The total length of India’s coastline is more than 7,500 km. Around 250-300m people live along this, and a majority is dependent on the coast and sea for their livelihood. Today, one third of the coast is under threat.
A study, covering the period between 1990 and 2016, by the National Centre for Coastal Research (NCCR), a department of the Ministry of Earth Sciences, speaks about new landmass formation (accretion), which is almost as much as erosion. Nevertheless, erosion remains a concern for several state governments and the people living along and near the shoreline.
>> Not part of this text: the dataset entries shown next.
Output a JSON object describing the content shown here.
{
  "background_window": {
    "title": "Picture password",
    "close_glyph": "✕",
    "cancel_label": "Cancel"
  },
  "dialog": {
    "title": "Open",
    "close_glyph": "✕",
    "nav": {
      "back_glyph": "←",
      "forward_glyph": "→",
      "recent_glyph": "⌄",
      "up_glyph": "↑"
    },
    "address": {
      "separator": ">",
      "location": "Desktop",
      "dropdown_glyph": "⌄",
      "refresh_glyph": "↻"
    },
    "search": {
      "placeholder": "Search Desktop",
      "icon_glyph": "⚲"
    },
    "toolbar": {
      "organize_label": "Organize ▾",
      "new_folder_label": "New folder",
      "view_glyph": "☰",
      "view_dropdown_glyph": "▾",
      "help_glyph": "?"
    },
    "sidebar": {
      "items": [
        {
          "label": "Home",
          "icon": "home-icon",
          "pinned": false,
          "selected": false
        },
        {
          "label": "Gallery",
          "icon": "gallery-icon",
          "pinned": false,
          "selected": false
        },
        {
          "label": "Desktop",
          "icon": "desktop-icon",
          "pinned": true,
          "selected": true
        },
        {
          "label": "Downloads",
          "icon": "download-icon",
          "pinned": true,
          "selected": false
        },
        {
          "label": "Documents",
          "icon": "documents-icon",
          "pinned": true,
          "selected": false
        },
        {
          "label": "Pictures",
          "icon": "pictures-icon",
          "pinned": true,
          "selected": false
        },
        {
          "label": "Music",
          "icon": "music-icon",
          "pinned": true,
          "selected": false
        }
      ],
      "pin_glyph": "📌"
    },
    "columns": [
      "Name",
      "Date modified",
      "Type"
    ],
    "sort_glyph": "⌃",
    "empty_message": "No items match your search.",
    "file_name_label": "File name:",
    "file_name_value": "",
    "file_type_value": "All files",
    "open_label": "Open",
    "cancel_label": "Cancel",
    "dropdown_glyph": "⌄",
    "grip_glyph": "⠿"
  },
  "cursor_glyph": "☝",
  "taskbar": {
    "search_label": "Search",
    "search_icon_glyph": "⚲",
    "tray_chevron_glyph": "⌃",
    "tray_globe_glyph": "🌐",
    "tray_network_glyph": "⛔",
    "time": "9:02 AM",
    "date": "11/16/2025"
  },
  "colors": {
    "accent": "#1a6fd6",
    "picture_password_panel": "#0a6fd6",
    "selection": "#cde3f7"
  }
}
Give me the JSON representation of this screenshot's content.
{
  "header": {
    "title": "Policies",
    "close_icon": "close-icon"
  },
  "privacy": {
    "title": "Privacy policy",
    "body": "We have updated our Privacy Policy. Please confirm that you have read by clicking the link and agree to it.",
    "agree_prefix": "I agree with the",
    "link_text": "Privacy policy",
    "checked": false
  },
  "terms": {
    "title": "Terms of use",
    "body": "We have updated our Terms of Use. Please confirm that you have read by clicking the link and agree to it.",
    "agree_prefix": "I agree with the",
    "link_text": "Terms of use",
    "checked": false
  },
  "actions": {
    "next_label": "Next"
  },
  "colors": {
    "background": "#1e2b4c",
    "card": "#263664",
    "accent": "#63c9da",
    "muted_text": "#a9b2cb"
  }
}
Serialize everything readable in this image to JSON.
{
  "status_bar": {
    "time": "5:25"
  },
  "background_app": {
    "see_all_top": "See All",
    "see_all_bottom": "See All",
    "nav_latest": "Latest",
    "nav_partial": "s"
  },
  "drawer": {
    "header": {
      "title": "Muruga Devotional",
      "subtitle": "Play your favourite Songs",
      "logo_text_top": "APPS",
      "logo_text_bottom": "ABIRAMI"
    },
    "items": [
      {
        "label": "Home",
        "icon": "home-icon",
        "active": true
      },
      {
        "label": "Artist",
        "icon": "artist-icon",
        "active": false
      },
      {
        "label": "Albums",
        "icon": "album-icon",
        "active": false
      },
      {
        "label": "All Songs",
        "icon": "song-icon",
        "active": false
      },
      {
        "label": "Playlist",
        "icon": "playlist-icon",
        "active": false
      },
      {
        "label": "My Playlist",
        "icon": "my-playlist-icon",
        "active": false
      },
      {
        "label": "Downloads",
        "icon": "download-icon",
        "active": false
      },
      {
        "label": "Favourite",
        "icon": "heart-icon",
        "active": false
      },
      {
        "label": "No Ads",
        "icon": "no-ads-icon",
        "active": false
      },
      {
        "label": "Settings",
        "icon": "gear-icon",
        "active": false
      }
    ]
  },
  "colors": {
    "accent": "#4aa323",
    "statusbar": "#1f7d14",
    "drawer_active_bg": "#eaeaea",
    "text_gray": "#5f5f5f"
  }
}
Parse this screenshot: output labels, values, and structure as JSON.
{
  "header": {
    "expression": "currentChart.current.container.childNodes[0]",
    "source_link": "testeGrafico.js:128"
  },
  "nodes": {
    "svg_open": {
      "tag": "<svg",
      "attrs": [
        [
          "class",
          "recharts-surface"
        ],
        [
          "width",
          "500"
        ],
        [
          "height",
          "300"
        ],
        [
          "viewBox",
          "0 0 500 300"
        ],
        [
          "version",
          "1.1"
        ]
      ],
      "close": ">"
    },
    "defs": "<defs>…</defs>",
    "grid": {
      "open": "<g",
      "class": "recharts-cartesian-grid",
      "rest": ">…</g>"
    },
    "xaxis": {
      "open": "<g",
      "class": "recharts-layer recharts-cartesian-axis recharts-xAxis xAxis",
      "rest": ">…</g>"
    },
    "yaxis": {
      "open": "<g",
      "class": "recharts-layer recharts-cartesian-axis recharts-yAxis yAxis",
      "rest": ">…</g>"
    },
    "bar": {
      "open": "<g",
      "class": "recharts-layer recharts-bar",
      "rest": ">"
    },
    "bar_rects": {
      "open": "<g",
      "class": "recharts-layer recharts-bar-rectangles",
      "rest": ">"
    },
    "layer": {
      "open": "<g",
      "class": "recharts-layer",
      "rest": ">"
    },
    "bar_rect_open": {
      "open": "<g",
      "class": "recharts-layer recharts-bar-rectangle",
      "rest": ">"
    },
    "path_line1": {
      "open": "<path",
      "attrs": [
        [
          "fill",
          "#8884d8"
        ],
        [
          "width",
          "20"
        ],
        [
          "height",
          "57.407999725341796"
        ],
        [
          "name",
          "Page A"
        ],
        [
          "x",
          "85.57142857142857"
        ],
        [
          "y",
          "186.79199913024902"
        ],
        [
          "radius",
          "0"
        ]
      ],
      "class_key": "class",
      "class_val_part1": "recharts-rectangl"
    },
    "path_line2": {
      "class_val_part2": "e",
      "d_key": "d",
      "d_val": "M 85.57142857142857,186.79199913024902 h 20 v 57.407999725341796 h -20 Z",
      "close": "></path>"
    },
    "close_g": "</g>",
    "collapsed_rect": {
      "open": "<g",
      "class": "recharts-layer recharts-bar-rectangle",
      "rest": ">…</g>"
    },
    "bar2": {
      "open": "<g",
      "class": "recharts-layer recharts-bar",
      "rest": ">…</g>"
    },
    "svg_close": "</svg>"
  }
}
West Bengal, Kerala, Puducherry and Tamil Nadu are among the top states where erosion is more than 40%. States like Odisha and Andhra Pradesh have seen more than 40% accretion, which means formation of land due to deposit of sediments.
While the extreme weather events like cyclonic storm Ockhi, which hit Kerala last year, can be attributed to global warming, erosion can be best explained by other factors, both natural and anthropogenic (changes in nature caused by human activity).
The NCCR report counts more than a dozen reasons for the shoreline change. Natural reasons identified in the report range from action of waves to sea storms to sea level rise. Construction of structures at the coast like harbours, beach mining and building of dams on rivers are the main anthropogenic causes cited.
Flouting of rules is rampant. Coastal regulation guidelines are diluted by the government itself to facilitate ill-planned development projects.